CVE-2023-53741 identifies a session fixation vulnerability (CWE-384) in the Screen SFT DAB Series Compact Radio DAB Transmitter software version 1.9.3 by DB Elettronica Telecomunicazioni SpA. The vulnerability arises from weak session management where session identifiers are bound solely to IP addresses and can be reused by attackers. This flaw allows an attacker who can intercept or predict a valid session ID to bypass authentication controls without needing credentials or user interaction. The attacker can exploit the vulnerable API to perform unauthorized administrative actions, including removing user accounts, which compromises device integrity and management. The vulnerability is remotely exploitable over the network (Attack Vector: Adjacent Network) with low attack complexity and no privileges or user interaction required, as indicated by the CVSS 4.0 vector AV:A/AC:L/PR:N/UI:N. The impact on confidentiality is none, but integrity is high due to unauthorized account removal, and availability impact is low. The vulnerability affects version 1.9.3 of the product, with no patches currently published. No known exploits have been reported in the wild, but the risk remains significant due to the nature of the device and its role in broadcast infrastructure.

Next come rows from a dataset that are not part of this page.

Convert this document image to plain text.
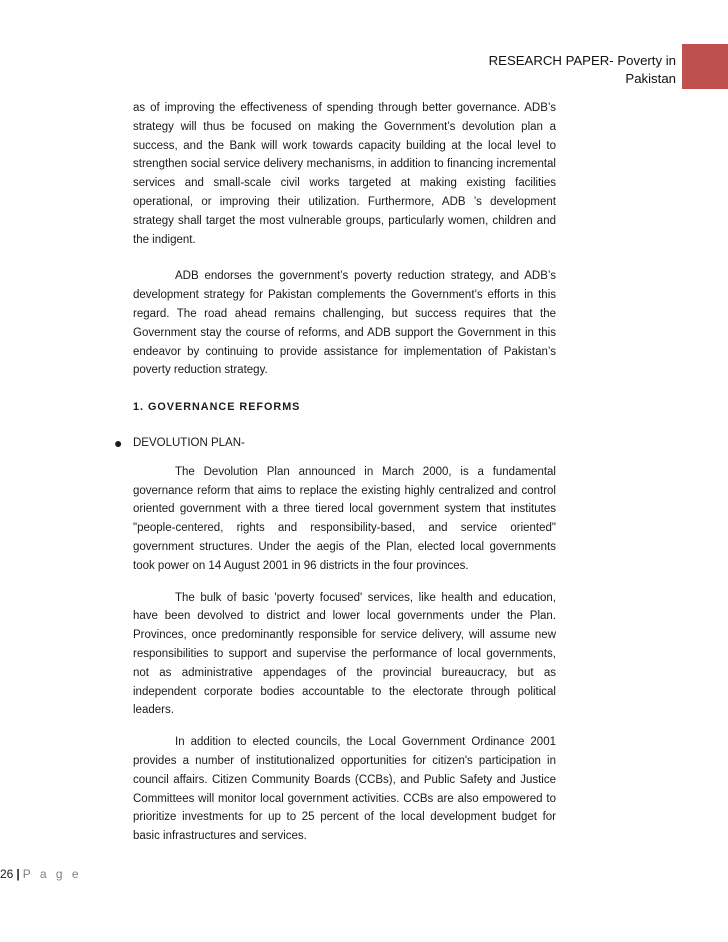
RESEARCH PAPER- Poverty in
Pakistan

as of improving the effectiveness of spending through better governance. ADB’s strategy will thus be focused on making the Government’s devolution plan a success, and the Bank will work towards capacity building at the local level to strengthen social service delivery mechanisms, in addition to financing incremental services and small-scale civil works targeted at making existing facilities operational, or improving their utilization. Furthermore, ADB ’s development strategy shall target the most vulnerable groups, particularly women, children and the indigent.

ADB endorses the government’s poverty reduction strategy, and ADB’s development strategy for Pakistan complements the Government’s efforts in this regard. The road ahead remains challenging, but success requires that the Government stay the course of reforms, and ADB support the Government in this endeavor by continuing to provide assistance for implementation of Pakistan’s poverty reduction strategy.

1. GOVERNANCE REFORMS
● DEVOLUTION PLAN-

The Devolution Plan announced in March 2000, is a fundamental governance reform that aims to replace the existing highly centralized and control oriented government with a three tiered local government system that institutes "people-centered, rights and responsibility-based, and service oriented" government structures. Under the aegis of the Plan, elected local governments took power on 14 August 2001 in 96 districts in the four provinces.

The bulk of basic 'poverty focused' services, like health and education, have been devolved to district and lower local governments under the Plan. Provinces, once predominantly responsible for service delivery, will assume new responsibilities to support and supervise the performance of local governments, not as administrative appendages of the provincial bureaucracy, but as independent corporate bodies accountable to the electorate through political leaders.

In addition to elected councils, the Local Government Ordinance 2001 provides a number of institutionalized opportunities for citizen's participation in council affairs. Citizen Community Boards (CCBs), and Public Safety and Justice Committees will monitor local government activities. CCBs are also empowered to prioritize investments for up to 25 percent of the local development budget for basic infrastructures and services.

26 | P a g e
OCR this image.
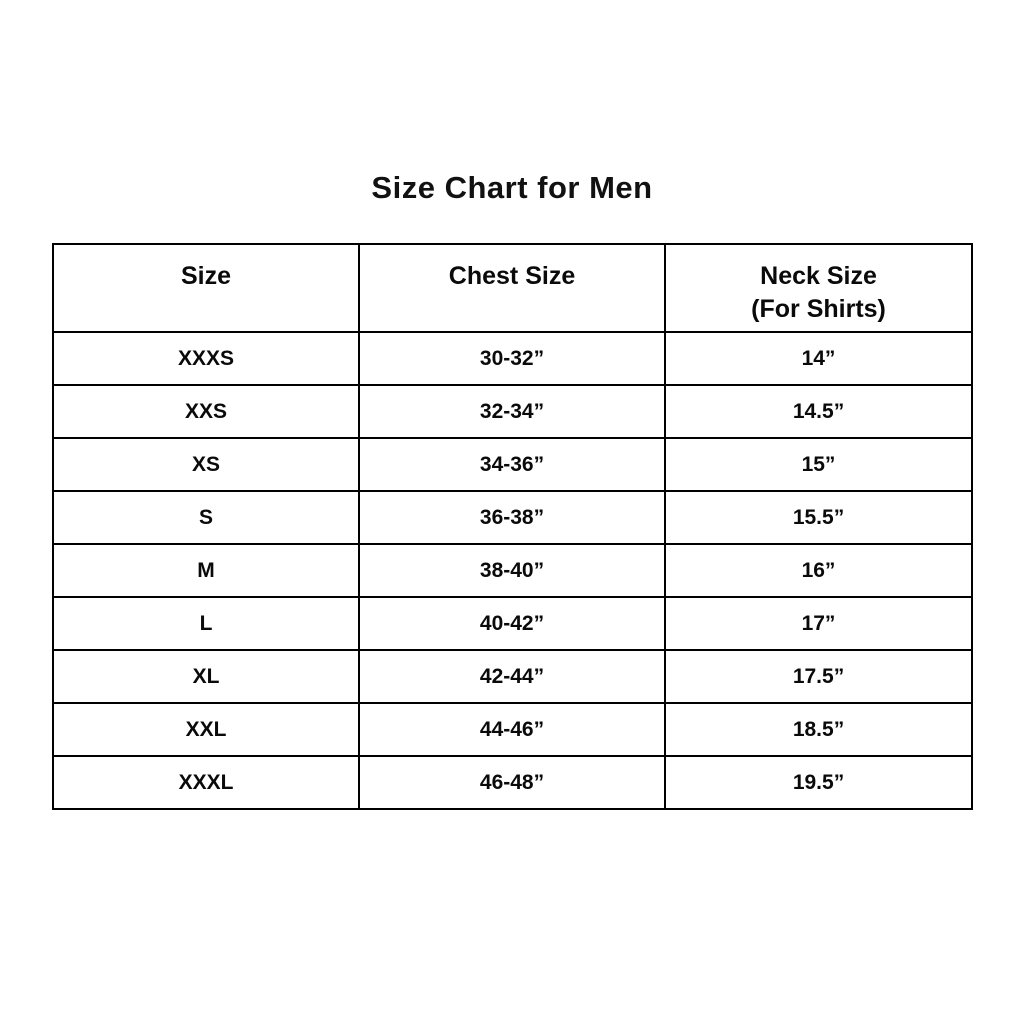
Size Chart for Men
Size	Chest Size	Neck Size
(For Shirts)

XXXS	30-32”	14”
XXS	32-34”	14.5”
XS	34-36”	15”
S	36-38”	15.5”
M	38-40”	16”
L	40-42”	17”
XL	42-44”	17.5”
XXL	44-46”	18.5”
XXXL	46-48”	19.5”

For European organizations, particularly broadcasters and telecom operators using the Screen SFT DAB Series transmitters, this vulnerability poses a significant risk. Unauthorized removal of user accounts can lead to loss of administrative control, potentially disrupting broadcast services or enabling further malicious activities such as configuration changes or denial of service. The integrity of broadcast transmissions could be compromised, impacting service reliability and regulatory compliance. Given the critical role of digital audio broadcasting in public communication and emergency alerts, exploitation could have broader societal impacts. Additionally, unauthorized access could expose sensitive operational data or enable lateral movement within organizational networks. The lack of authentication requirements and ease of exploitation increase the threat level, especially in environments where network segmentation or access controls are insufficient.

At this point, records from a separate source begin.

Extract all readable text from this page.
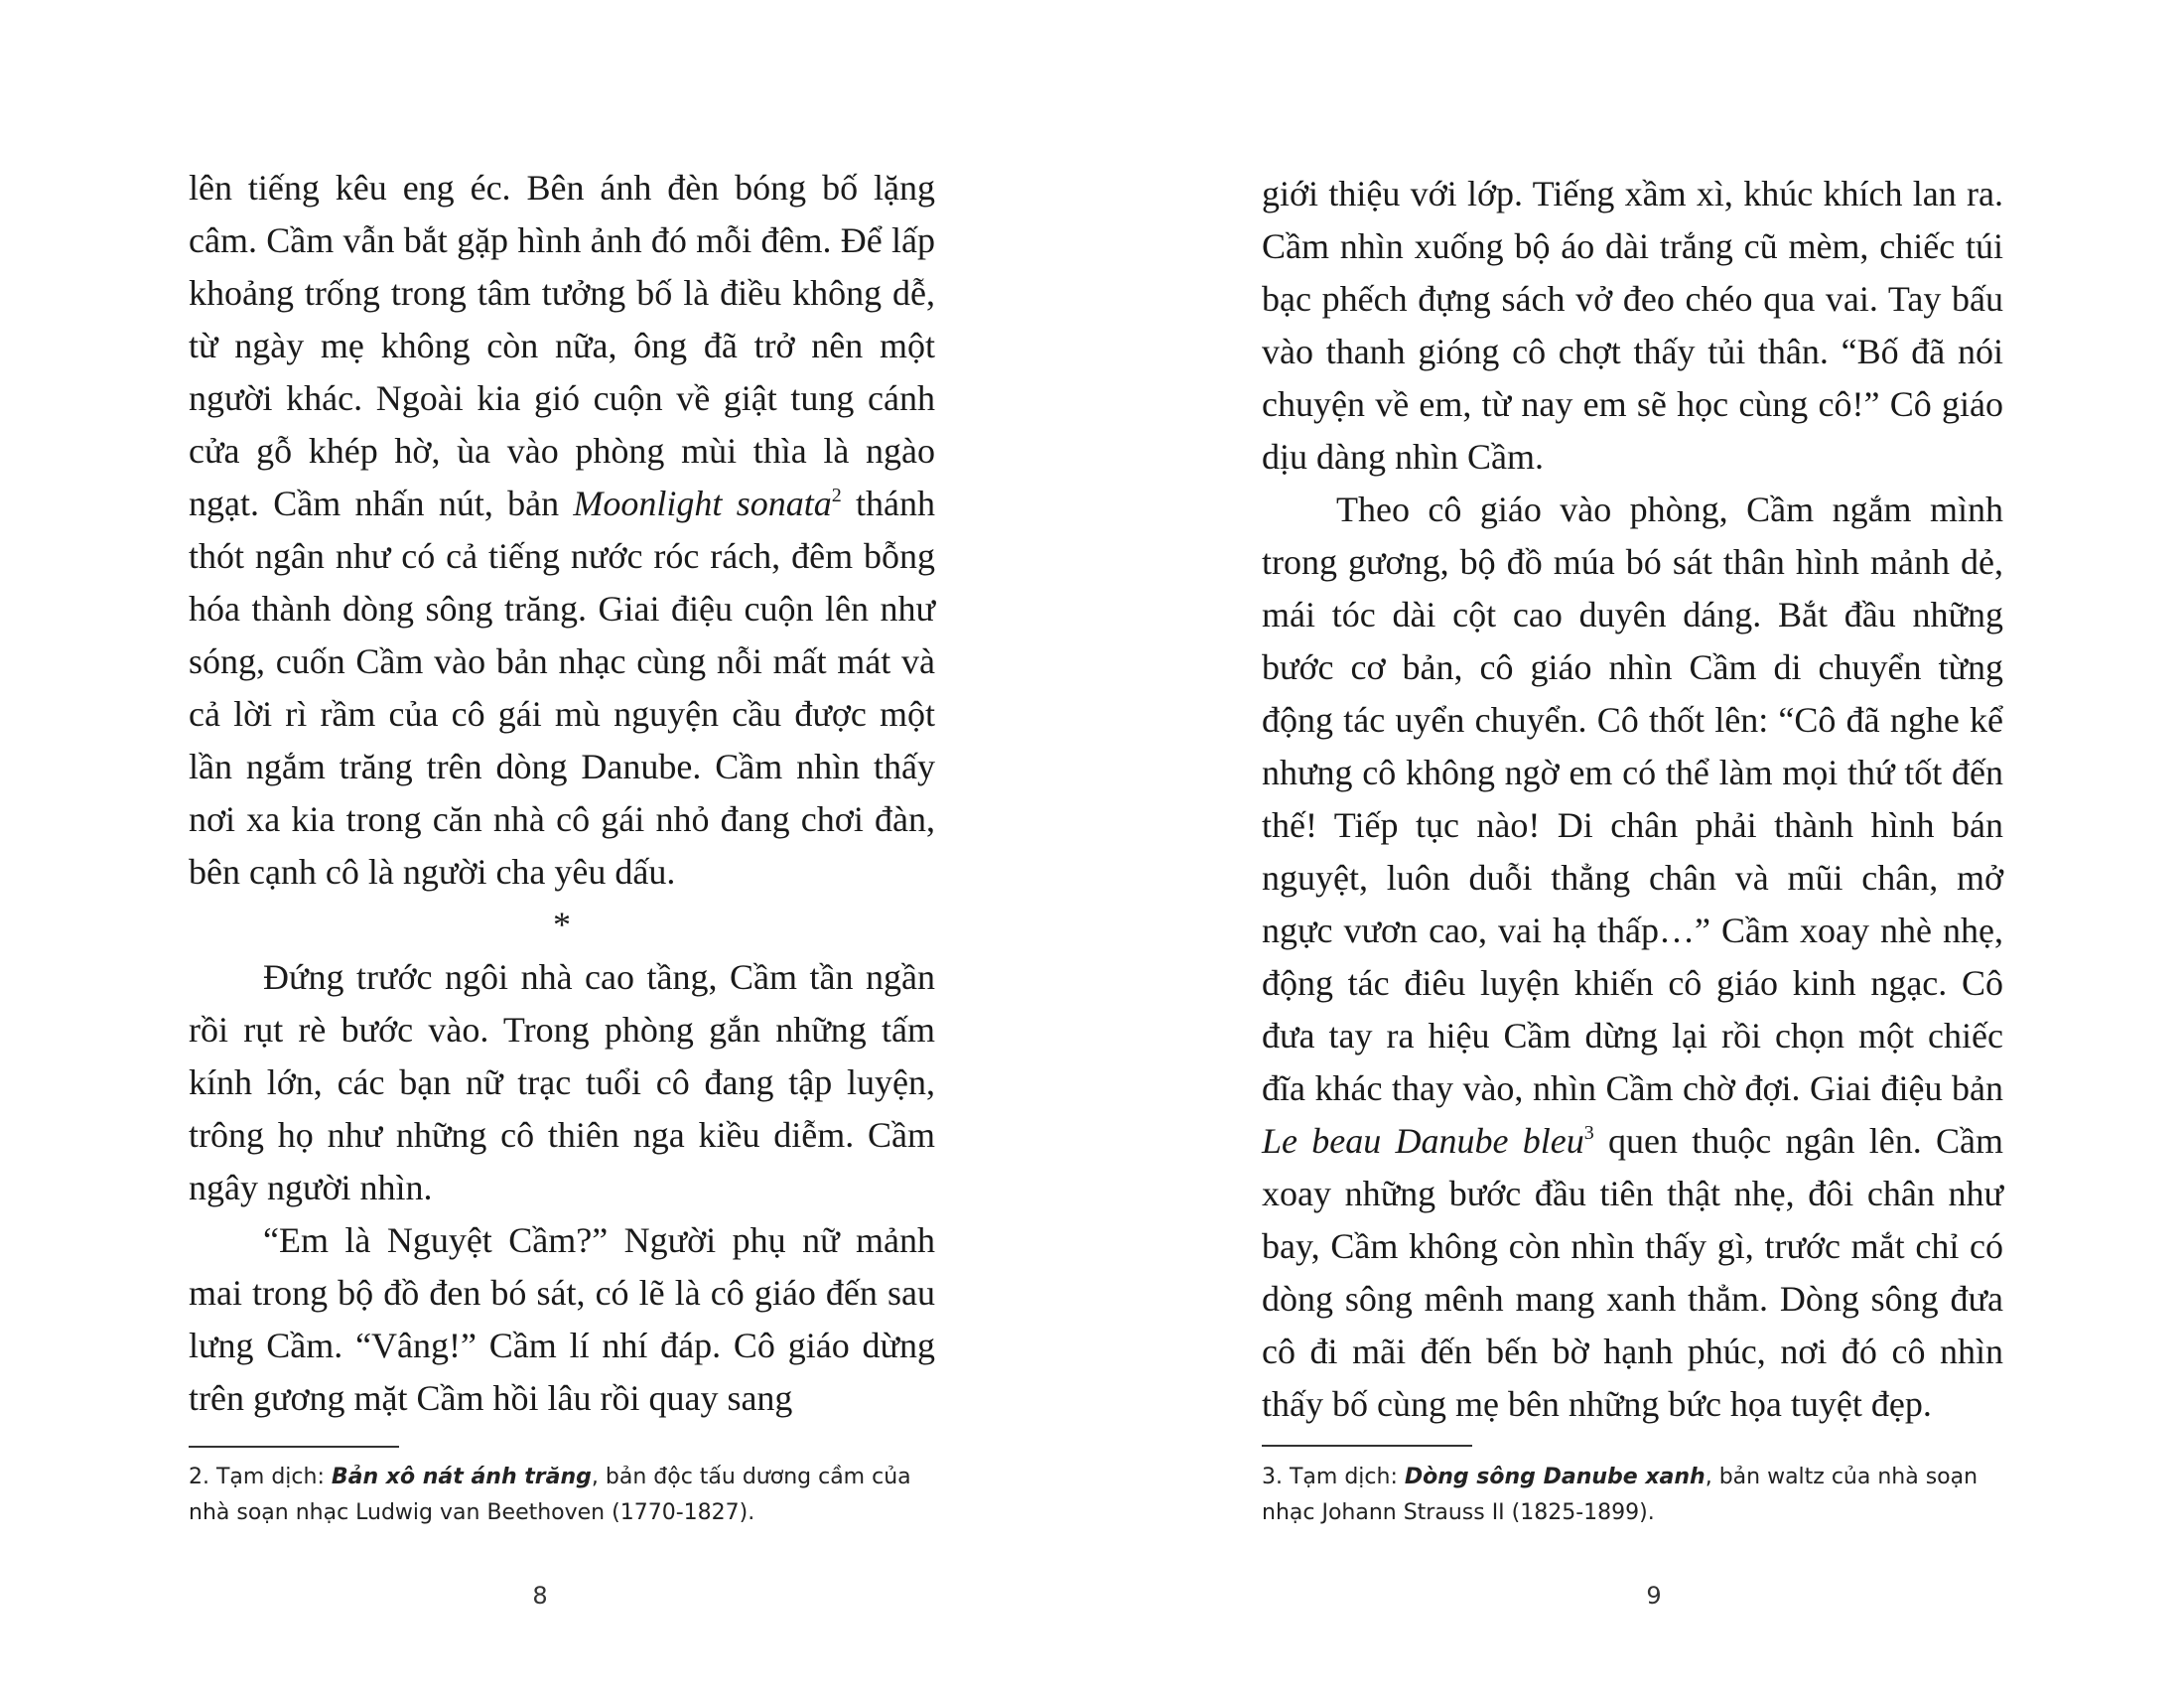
lên tiếng kêu eng éc. Bên ánh đèn bóng bố lặng câm. Cầm vẫn bắt gặp hình ảnh đó mỗi đêm. Để lấp khoảng trống trong tâm tưởng bố là điều không dễ, từ ngày mẹ không còn nữa, ông đã trở nên một người khác. Ngoài kia gió cuộn về giật tung cánh cửa gỗ khép hờ, ùa vào phòng mùi thìa là ngào ngạt. Cầm nhấn nút, bản Moonlight sonata$^2$ thánh thót ngân như có cả tiếng nước róc rách, đêm bỗng hóa thành dòng sông trăng. Giai điệu cuộn lên như sóng, cuốn Cầm vào bản nhạc cùng nỗi mất mát và cả lời rì rầm của cô gái mù nguyện cầu được một lần ngắm trăng trên dòng Danube. Cầm nhìn thấy nơi xa kia trong căn nhà cô gái nhỏ đang chơi đàn, bên cạnh cô là người cha yêu dấu.

*

Đứng trước ngôi nhà cao tầng, Cầm tần ngần rồi rụt rè bước vào. Trong phòng gắn những tấm kính lớn, các bạn nữ trạc tuổi cô đang tập luyện, trông họ như những cô thiên nga kiều diễm. Cầm ngây người nhìn.

“Em là Nguyệt Cầm?” Người phụ nữ mảnh mai trong bộ đồ đen bó sát, có lẽ là cô giáo đến sau lưng Cầm. “Vâng!” Cầm lí nhí đáp. Cô giáo dừng trên gương mặt Cầm hồi lâu rồi quay sang

2. Tạm dịch: Bản xô nát ánh trăng, bản độc tấu dương cầm của nhà soạn nhạc Ludwig van Beethoven (1770-1827).

8

giới thiệu với lớp. Tiếng xầm xì, khúc khích lan ra. Cầm nhìn xuống bộ áo dài trắng cũ mèm, chiếc túi bạc phếch đựng sách vở đeo chéo qua vai. Tay bấu vào thanh gióng cô chợt thấy tủi thân. “Bố đã nói chuyện về em, từ nay em sẽ học cùng cô!” Cô giáo dịu dàng nhìn Cầm.

Theo cô giáo vào phòng, Cầm ngắm mình trong gương, bộ đồ múa bó sát thân hình mảnh dẻ, mái tóc dài cột cao duyên dáng. Bắt đầu những bước cơ bản, cô giáo nhìn Cầm di chuyển từng động tác uyển chuyển. Cô thốt lên: “Cô đã nghe kể nhưng cô không ngờ em có thể làm mọi thứ tốt đến thế! Tiếp tục nào! Di chân phải thành hình bán nguyệt, luôn duỗi thẳng chân và mũi chân, mở ngực vươn cao, vai hạ thấp…” Cầm xoay nhè nhẹ, động tác điêu luyện khiến cô giáo kinh ngạc. Cô đưa tay ra hiệu Cầm dừng lại rồi chọn một chiếc đĩa khác thay vào, nhìn Cầm chờ đợi. Giai điệu bản Le beau Danube bleu$^3$ quen thuộc ngân lên. Cầm xoay những bước đầu tiên thật nhẹ, đôi chân như bay, Cầm không còn nhìn thấy gì, trước mắt chỉ có dòng sông mênh mang xanh thẳm. Dòng sông đưa cô đi mãi đến bến bờ hạnh phúc, nơi đó cô nhìn thấy bố cùng mẹ bên những bức họa tuyệt đẹp.

3. Tạm dịch: Dòng sông Danube xanh, bản waltz của nhà soạn nhạc Johann Strauss II (1825-1899).

9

Organizations should immediately audit their deployment of Screen SFT DAB Series transmitters to identify affected versions (1.9.3). Network access to the management interfaces should be restricted using firewalls and network segmentation to limit exposure to trusted administrators only. Implement VPN or secure tunnels for remote management to prevent session hijacking. Since no official patches are available, consider applying compensating controls such as enforcing strict session expiration policies and monitoring for unusual session reuse patterns. Disable or restrict API access where possible, and enforce multi-factor authentication on management interfaces if supported. Regularly review user accounts and logs for unauthorized changes. Engage with the vendor for updates or patches and plan for timely deployment once available. Conduct penetration testing focused on session management to verify the effectiveness of mitigations.